According to equations (10) and (11), the coordinates of ( r _od)_o1 = [x_do1, y_do1, z_do1]^T in σ_o1 can be obtained by equation (12).

\begin{matrix} [\begin{matrix} x_{do 1} \\ y_{do 1} \\ z_{do 1} \\ 1 \end{matrix}] = [\begin{matrix} \cos φ_{B} & - \sin φ_{B} & 0 & a + Δ a \\ 0 & 0 & - 1 & 0 \\ \sin φ_{B} & \cos φ_{B} & 0 & Δ c \\ 0 & 0 & 0 & 1 \end{matrix}] [\begin{matrix} x_{d} \\ y_{d} \\ z_{d} \\ 1 \end{matrix}] \\ = [\begin{matrix} x_{d} \cos φ_{B} - y_{d} \sin φ_{B} + a + Δ a \\ - z_{d} \\ x_{d} \sin φ_{B} + y_{d} \cos φ_{B} + Δ c \\ 1 \end{matrix}] \end{matrix}

(12)

The normal vector of the point N₀ on the conical surface is ( n _a)_d = [n_xd, n_yd, n_zd]^T in the coordinate system σ_d,

(n_{a})_{d} = [\begin{matrix} n_{xd} \\ n_{yd} \\ n_{zd} \end{matrix}] = [\begin{matrix} - (\sin α_{d} \cos θ) \\ - (\sin α_{d} \sin θ \sin β \pm \cos α_{d} \cos β) \\ - (- \sin α_{d} \sin θ \cos β \pm \cos α_{d} \sin β) \end{matrix}]

(13)

Transforming ( n _a)_d from σ_d to σ_o1, its expression is ( n _d)_o1 = [n_xdo1, n_ydo1, n_zdo1]^T, and the homogeneous transformation expression is,

{[\begin{matrix} {(n_{d})}_{o 1} \\ 1 \end{matrix}]}^{T} = (\begin{matrix} R_{x} (π / 2) \cdot R_{z} (φ_{B}) & 0 \\ 0 & 1 \end{matrix}) {[\begin{matrix} {(n_{a})}_{d} \\ 1 \end{matrix}]}^{T}

(14)

According to equations (13) and (14), the coordinates of ( n ₁)_o1 = [n_xo1, n_yo1, n_zo1]^T in σ_o1 can be obtained by equation (15).

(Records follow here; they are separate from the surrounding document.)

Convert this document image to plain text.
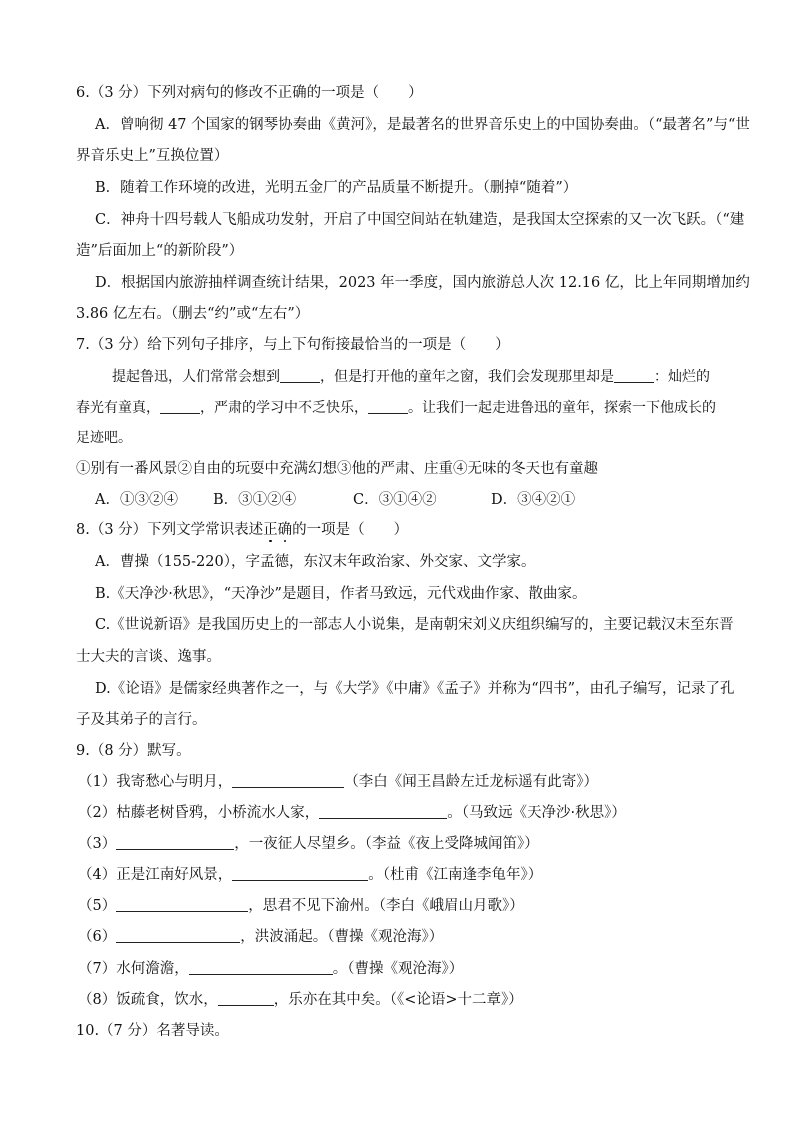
6.（3 分）下列对病句的修改不正确的一项是（　　）
A．曾响彻 47 个国家的钢琴协奏曲《黄河》，是最著名的世界音乐史上的中国协奏曲。（“最著名”与“世
界音乐史上”互换位置）
B．随着工作环境的改进，光明五金厂的产品质量不断提升。（删掉“随着”）
C．神舟十四号载人飞船成功发射，开启了中国空间站在轨建造，是我国太空探索的又一次飞跃。（“建
造”后面加上“的新阶段”）
D．根据国内旅游抽样调查统计结果，2023 年一季度，国内旅游总人次 12.16 亿，比上年同期增加约
3.86 亿左右。（删去“约”或“左右”）
7.（3 分）给下列句子排序，与上下句衔接最恰当的一项是（　　）
提起鲁迅，人们常常会想到	，但是打开他的童年之窗，我们会发现那里却是	：灿烂的
春光有童真，	，严肃的学习中不乏快乐，	。让我们一起走进鲁迅的童年，探索一下他成长的
足迹吧。
①别有一番风景②自由的玩耍中充满幻想③他的严肃、庄重④无味的冬天也有童趣
A．①③②④ B．③①②④	C．③①④②	D．③④②①
8.（3 分）下列文学常识表述正确的一项是（　　）
A．曹操（155-220），字孟德，东汉末年政治家、外交家、文学家。
B.《天净沙·秋思》，“天净沙”是题目，作者马致远，元代戏曲作家、散曲家。
C.《世说新语》是我国历史上的一部志人小说集，是南朝宋刘义庆组织编写的，主要记载汉末至东晋
士大夫的言谈、逸事。
D.《论语》是儒家经典著作之一，与《大学》《中庸》《孟子》并称为“四书”，由孔子编写，记录了孔
子及其弟子的言行。
9.（8 分）默写。
（1）我寄愁心与明月，	（李白《闻王昌龄左迁龙标遥有此寄》）
（2）枯藤老树昏鸦，小桥流水人家，	。（马致远《天净沙·秋思》）
（3）	，一夜征人尽望乡。（李益《夜上受降城闻笛》）
（4）正是江南好风景，	。（杜甫《江南逢李龟年》）
（5）	，思君不见下渝州。（李白《峨眉山月歌》）
（6）	，洪波涌起。（曹操《观沧海》）
（7）水何澹澹，	。（曹操《观沧海》）
（8）饭疏食，饮水，	，乐亦在其中矣。（《<论语>十二章》）
10.（7 分）名著导读。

\begin{matrix} [\begin{matrix} n_{xdo 1} \\ n_{ydo 1} \\ n_{zdo 1} \\ 1 \end{matrix}] = [\begin{matrix} \cos φ_{B} & - \sin φ_{B} & 0 & 0 \\ 0 & 0 & - 1 & 0 \\ \sin φ_{B} & \cos φ_{B} & 0 & 0 \\ 0 & 0 & 0 & 1 \end{matrix}] [\begin{matrix} n_{xd} \\ n_{yd} \\ n_{zd} \\ 1 \end{matrix}] \\ = [\begin{matrix} n_{xd} \cos φ_{B} - n_{yd} \sin φ_{B} \\ - n_{zd} \\ n_{xd} \sin φ_{B} + n_{yd} \cos φ_{B} \\ 1 \end{matrix}] \end{matrix}

(15)

Relief grinding movements solving equations

When grinding the relief surfaces, the conical surface of the grinding wheel moves along the land edge by the controlling the four moving axes of the four-axis CNC toroidal worm machine.³² In the process of relief grinding, the normal vector n _H of the contact point N₀ on the conical surface is coincide with the normal vector n _G on the contact point P_r on the relief surface, as shown in Figure 4. When the conical surface of the grinding wheel moves along land edges, relief surfaces can be obtained.

Figure 4.

Relief grinding by a conical surface.

In order to enable the grinding wheel can process each point on the relief surface, the coordinate value of the point N₀ on the conical surface is equal to the coordinate value of P_r on the land edge in the coordinate system σ_o1,

(r_{od})_{o 1} = (r_{1})_{o 1}

(16)

When grinding the relief surface, the normal vector ( n _d)_o1 of N₀ point on the conical surface is parallel to the normal vector ( n ₁)_o1 of P_r on the land edge on the relief surface in the coordinate system σ_o1,

(n_{d})_{o 1} = (n_{1})_{o 1}

(17)

Then the mathematical equations for solving the movement parameters of the relief surface is as follows,

{\begin{matrix} {(n_{d})}_{o 1} = {(n_{1})}_{o 1} \\ (r_{od})_{o 1} = (r_{1})_{o 1} \end{matrix}

(18)

A point P_r on the land edge corresponding to a group of relief grinding parameters, and each land edge corresponds to a continuous group of relief grinding parameters (φ_B, φ_C, Δa, Δc). According to the equations (1), (2), (5), (7) and (10), the four motion parameters (φ_B, φ_C, Δa, Δc) for grinding the relief surface can be solved out. Using the solved motion parameters for programming, the relief surface can be obtained on the four-axis CNC toroidal worm machine.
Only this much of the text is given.